Billets tagués ‘Jésus’

2008/02/11 20:26

La droite de chez nous

Un très estimé lecteur a fait un commentaire aujourd’hui qui a finalement mis en mots une réflexion qui me ronrone dans le fond du crâne depuis que j’observe (non sans espoir) la montée de cette nouvelle droite conservatrice de chez nous que d’aucuns ne soupçonnaient l’existence il n’y a de ça que cinq ans dans le paradis social-démocrate que l’on croyait (à tord) faire notre distinction.

Il s’agit de M. Bergeron, un américain résident de la Californie qui répond au Dissident, ce (nouveau?) blogueur de chez nous qui tire nettement à droite.

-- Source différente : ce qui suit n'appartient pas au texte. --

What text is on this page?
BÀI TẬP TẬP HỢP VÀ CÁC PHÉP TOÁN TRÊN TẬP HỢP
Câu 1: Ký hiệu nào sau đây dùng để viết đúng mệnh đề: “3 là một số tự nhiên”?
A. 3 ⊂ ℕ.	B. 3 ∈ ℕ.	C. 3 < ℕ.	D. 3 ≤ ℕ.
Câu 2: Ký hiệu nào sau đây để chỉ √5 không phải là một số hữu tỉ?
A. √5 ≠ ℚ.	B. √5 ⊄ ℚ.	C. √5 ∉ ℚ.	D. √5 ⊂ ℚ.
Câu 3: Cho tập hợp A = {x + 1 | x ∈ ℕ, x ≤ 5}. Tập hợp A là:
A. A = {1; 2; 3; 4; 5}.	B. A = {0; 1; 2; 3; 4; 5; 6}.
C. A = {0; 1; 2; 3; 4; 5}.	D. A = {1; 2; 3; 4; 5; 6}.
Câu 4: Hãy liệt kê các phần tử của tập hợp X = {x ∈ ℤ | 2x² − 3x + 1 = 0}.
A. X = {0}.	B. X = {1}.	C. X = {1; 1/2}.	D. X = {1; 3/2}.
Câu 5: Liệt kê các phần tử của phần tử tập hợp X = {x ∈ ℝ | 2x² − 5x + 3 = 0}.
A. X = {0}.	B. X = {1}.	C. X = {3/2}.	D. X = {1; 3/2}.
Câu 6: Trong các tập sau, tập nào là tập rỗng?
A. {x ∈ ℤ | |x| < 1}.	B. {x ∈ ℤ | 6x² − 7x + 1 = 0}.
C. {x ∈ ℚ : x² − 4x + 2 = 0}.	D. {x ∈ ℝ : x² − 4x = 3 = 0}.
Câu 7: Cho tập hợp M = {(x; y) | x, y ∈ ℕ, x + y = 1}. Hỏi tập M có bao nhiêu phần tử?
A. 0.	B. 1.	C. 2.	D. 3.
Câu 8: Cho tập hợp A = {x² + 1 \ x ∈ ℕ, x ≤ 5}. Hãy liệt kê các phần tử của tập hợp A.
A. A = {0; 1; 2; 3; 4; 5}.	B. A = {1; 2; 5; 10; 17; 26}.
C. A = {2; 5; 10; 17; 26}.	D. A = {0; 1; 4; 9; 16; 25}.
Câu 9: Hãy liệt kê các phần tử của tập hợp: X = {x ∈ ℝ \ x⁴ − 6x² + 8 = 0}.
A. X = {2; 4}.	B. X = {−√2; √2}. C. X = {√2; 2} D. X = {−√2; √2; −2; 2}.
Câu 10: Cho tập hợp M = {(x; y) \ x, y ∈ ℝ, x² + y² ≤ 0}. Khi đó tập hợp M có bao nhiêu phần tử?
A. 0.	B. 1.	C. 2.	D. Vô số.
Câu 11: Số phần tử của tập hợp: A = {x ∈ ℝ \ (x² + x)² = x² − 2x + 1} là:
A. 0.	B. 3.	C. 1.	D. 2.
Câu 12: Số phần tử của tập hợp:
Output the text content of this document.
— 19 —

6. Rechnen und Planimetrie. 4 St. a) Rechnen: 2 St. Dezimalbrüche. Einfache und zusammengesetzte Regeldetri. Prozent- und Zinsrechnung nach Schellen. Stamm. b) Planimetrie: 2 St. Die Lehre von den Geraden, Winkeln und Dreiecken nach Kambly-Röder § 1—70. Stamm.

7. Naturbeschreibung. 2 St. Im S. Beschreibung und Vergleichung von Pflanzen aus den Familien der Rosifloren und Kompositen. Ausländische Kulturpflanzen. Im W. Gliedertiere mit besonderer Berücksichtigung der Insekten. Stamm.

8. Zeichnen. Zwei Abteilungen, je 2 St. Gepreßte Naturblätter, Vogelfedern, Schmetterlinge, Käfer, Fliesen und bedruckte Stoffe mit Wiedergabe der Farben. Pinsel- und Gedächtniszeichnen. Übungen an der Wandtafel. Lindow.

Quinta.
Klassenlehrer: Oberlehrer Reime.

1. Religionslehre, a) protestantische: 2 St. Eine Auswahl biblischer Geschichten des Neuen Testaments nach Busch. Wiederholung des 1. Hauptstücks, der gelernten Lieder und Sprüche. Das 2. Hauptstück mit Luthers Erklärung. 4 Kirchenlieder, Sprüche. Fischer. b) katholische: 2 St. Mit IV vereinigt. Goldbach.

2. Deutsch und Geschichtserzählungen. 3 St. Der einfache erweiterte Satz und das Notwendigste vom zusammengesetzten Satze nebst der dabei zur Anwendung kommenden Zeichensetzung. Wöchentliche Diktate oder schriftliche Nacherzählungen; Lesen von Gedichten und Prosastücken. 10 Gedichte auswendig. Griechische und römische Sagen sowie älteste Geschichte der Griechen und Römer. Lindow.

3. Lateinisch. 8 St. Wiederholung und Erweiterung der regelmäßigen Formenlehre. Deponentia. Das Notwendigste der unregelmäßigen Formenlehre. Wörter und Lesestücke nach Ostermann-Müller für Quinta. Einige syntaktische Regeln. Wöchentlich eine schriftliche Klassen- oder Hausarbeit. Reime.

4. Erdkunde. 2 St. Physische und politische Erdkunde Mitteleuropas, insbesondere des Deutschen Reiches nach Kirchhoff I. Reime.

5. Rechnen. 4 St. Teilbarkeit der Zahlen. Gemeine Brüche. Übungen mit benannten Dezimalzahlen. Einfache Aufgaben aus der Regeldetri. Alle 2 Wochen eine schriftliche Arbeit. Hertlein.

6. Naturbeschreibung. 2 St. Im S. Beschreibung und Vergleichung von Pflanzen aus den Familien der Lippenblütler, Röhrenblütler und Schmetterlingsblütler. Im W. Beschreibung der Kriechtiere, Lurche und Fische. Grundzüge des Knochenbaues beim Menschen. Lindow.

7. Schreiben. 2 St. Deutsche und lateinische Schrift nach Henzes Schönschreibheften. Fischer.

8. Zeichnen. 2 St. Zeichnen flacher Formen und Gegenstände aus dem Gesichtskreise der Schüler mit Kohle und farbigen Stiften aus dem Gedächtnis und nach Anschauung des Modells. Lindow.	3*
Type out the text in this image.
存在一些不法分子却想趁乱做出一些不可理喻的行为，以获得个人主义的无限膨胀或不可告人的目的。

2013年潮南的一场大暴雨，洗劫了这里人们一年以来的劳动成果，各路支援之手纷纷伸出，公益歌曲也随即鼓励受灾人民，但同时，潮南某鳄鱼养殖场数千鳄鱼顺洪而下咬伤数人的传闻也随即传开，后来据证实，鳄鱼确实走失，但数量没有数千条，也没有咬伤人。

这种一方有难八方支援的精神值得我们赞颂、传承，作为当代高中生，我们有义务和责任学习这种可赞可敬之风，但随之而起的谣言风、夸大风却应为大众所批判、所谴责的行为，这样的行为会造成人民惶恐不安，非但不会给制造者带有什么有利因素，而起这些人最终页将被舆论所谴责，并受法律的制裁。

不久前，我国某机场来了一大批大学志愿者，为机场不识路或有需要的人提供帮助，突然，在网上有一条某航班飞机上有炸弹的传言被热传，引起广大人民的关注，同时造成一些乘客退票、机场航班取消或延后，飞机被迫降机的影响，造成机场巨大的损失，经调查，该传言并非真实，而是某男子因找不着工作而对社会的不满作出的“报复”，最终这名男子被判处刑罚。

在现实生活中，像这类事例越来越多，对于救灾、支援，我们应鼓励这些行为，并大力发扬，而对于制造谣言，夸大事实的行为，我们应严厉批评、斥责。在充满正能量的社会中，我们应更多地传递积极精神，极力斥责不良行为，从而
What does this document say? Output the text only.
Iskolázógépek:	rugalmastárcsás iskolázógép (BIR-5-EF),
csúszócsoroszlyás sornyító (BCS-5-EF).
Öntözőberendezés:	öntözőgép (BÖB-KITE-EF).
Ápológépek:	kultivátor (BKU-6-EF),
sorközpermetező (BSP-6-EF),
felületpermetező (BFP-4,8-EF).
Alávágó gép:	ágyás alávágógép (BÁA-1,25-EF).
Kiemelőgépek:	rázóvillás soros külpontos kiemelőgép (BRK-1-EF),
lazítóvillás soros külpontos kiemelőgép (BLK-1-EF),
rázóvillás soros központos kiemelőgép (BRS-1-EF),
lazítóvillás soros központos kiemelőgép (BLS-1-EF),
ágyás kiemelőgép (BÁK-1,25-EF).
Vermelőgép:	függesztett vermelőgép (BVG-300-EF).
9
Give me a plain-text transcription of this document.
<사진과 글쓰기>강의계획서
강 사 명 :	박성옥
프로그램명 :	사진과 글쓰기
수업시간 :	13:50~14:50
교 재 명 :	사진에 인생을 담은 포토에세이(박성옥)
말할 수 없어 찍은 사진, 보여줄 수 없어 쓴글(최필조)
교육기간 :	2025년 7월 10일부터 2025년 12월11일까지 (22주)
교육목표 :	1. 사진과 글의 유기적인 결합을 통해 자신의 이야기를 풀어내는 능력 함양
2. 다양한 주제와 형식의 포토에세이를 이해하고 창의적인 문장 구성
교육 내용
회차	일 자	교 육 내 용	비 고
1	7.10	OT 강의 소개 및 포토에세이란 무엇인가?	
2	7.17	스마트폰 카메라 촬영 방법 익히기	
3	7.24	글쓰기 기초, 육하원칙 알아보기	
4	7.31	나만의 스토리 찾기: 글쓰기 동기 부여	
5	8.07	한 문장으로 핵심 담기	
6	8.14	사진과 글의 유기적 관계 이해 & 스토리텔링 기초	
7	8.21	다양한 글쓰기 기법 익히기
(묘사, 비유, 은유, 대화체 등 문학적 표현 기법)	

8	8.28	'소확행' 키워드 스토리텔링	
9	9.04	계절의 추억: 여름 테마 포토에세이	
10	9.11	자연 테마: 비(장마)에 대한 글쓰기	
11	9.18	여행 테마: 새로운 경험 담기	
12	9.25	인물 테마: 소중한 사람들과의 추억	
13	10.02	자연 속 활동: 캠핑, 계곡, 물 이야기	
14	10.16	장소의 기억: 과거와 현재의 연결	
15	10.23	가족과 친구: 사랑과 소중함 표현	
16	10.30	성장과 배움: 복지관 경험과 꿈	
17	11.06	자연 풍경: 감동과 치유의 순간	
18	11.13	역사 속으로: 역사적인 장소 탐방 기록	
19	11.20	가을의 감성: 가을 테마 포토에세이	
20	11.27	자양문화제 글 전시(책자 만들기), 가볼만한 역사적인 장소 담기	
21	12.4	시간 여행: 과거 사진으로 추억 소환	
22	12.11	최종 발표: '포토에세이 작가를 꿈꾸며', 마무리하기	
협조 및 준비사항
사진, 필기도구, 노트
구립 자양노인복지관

Ronald Reagan est mort, [le] conservatisme a échoué, le parti républicain est divisé. Les gens les boudent, parce qu’ils n’ont pas d’idées nouvelles à répondre à nos besoins et nos problèmes c’est toujours la même chanson: moins de gouvernement (sauf dans le bodoir), moins de taxes pour les riches (alors que le fardeau remue aux travailleurs de la classe moyenne), plus de dépenses militaires pour les guerres glorieuses, plus de moralisation à faire Jésus vouloir vomir, pour le reste vous êtes seuls, “you’re on your own!”

Puis en terminant, il fait référence au fait que notre ami Dissident semble s’être approprié certains des symboles de Batman:

Mathieu, je crois pas que vous ne trouverez pas un plus grand libéral (au sens américain) que Bruce Wayne, c’est l’exemplar sans pareil du “Limousine Liberal.” I’m sure the irony is not lost on you, since you call yourself the “Dissident”, even though your side is currently in power, both in Canada and here in the US. Bush isn’t gone yet.

Ce n’est pas sans un certain plaisir et soulagement que j’ai constaté que nous avions une droite (plus ou moins) cohérente dans ma nation. Qu’une certaine alliance était possible de ce coté du paysage entre le pôle de Calgary et celui de Québec (qui se découvre à peine) afin de contrer l’hégemonie étatiste et centralisatrice du parti qui prétend définir l’âme même du pays depuis 1967. C’est vrai qu’aujourd’hui, la droite vit une certaine heure de gloire ici… et on a nettement l’impression qu’on en est encore qu’au début.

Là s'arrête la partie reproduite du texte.